Die Neustrukturierung umfasst eine völlig neue Gliederung des ADR/RID. Das bisherige Randnummernsystem wird durch eine numerische Gliederung ersetzt. Das ADR wird in insgesamt 9 Teile untergliedert, wobei die Teile 1 bis 7 gemeinsame Vorschriften für ADR und RID beinhalten und die Teile 8 und 9 nur straßenspezifische Vorschriften enthalten.

Die neue Struktur des ADR im Überblick:

Teil 1: Allgemeine Vorschriften (Befreiungen, Definitionen, Schulung usw.)
Teil 2: Klassifizierung
Teil 3: Gefahrgutverzeichnis und begrenzte Mengen
Teil 4: Verwendung von Verpackungen, IBC und Tanks
Teil 5: Versand (Kennzeichnung, Bezettelung, Dokumentation)
Teil 6: Bau- und Prüfvorschriften für Verpackungen, IBC und Tanks
Teil 7: Beförderung, Be- und Entladung, Handhabung
Teil 8: Fahrzeugbesatzung, Ausrüstung und Betrieb der Fahrzeuge
Teil 9: Bau und Zulassung von Fahrzeugen

Kernstück des neuen ADR ist sicherlich die Tabelle A im Kapitel 3.2. In dieser Tabelle sind alle gefährlichen Stoffe und Gegenstände - sortiert nach UN-Nummern - aufgeführt. Die wichtigsten Informationen zu jedem gefährlichen Stoff oder Gegenstand sind in codierter Form in dieser 22-spaltigen Tabelle enthalten, so z.B. die Klassifizierung oder die Kennzeichnung mit Verpackungsvorschriften. Die bisherige Klassifizierung wurde geändert. Sie besteht nun aus der stoffspezifischen UN-Nummer und der Verpackungsklasse.

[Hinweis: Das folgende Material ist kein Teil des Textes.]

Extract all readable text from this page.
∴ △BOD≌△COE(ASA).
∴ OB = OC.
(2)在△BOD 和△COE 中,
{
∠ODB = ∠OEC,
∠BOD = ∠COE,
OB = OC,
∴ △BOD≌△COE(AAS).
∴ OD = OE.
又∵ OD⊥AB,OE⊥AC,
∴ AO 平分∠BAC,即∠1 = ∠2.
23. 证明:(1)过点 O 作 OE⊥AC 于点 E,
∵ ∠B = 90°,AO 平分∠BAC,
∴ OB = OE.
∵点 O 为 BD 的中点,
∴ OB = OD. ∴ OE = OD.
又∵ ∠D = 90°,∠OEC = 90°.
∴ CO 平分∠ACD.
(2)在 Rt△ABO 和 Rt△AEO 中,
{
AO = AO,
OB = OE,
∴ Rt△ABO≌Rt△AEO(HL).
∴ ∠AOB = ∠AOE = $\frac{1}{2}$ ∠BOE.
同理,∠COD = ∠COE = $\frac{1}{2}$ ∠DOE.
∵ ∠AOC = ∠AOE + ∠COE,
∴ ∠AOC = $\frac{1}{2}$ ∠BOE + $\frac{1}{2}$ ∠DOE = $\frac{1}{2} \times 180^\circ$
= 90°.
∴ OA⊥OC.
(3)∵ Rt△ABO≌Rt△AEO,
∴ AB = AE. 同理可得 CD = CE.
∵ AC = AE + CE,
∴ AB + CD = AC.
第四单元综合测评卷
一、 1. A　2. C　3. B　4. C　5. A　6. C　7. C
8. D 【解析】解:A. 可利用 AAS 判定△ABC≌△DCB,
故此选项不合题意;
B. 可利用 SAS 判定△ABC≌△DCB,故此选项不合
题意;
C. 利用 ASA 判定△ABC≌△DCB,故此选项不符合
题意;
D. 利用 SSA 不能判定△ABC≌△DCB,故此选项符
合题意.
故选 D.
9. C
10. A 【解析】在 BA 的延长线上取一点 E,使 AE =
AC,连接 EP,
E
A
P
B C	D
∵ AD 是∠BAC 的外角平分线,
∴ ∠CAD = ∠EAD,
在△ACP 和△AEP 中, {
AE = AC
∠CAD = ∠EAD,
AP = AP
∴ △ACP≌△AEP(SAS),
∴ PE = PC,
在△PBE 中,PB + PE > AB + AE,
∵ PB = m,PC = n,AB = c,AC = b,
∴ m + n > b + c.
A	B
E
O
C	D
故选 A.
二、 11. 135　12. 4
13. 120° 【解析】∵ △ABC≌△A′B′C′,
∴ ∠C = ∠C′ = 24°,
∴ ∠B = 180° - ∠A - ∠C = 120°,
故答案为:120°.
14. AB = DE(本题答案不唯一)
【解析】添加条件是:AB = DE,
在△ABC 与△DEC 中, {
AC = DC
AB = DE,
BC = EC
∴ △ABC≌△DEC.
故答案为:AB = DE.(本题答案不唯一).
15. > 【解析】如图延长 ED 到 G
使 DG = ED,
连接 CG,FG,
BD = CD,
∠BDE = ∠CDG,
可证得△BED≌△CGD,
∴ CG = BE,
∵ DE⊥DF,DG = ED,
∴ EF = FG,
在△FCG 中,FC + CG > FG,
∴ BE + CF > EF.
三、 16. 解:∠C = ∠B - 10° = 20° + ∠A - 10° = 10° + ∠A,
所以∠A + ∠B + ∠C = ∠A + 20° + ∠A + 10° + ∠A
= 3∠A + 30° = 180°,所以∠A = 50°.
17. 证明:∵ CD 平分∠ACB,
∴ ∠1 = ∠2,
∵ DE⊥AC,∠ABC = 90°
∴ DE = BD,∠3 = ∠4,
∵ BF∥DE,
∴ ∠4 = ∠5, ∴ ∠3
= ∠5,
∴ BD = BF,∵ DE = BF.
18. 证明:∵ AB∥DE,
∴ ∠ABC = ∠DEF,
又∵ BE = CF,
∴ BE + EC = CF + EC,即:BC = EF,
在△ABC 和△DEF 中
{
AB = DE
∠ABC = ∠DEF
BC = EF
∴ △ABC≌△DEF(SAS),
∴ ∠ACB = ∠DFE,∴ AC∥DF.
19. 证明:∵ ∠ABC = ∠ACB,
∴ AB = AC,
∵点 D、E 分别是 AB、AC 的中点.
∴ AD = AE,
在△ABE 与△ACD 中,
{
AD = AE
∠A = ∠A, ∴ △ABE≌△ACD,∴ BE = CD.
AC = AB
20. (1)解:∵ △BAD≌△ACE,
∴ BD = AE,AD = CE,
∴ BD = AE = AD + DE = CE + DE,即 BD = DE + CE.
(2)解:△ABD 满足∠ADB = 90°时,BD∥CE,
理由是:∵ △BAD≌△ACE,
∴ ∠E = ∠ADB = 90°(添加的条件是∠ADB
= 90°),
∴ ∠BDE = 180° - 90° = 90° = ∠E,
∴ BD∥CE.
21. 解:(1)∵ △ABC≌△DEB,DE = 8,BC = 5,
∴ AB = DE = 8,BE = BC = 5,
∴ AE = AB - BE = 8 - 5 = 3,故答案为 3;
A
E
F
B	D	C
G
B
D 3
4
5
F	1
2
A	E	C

Die für die Baubranche wichtige Regelung hinsichtlich Freistellung von Kleinmengen (bisher Rn 10011 ADR) wird nun in 1.1.3 "Freistellungen" (Teil 1, Kapitel 1, Abschnitt 3), speziell in 1.1.3.6 behandelt. Vorteilhaft ist, dass in diesem Abschnitt alle Freistellungen zusammengefasst sind.

Die neuen Vorschriften sollen seit dem 1. Juli 2001 anwendbar sein. Aufgrund der umfangreichen Neuerungen ist jedoch eine 18-monatige Übergangsfrist vorgesehen, d.h. bis Ende 2002 wird das ADR/RID sowohl in bisherigen als auch neuer Form angewendet werden.

Bild 1: Bei Spraydosen ist die Gefahrgutkennzeichnung auf dem Karton. Die einzelne Spraydose ist nicht gekennzeichnet.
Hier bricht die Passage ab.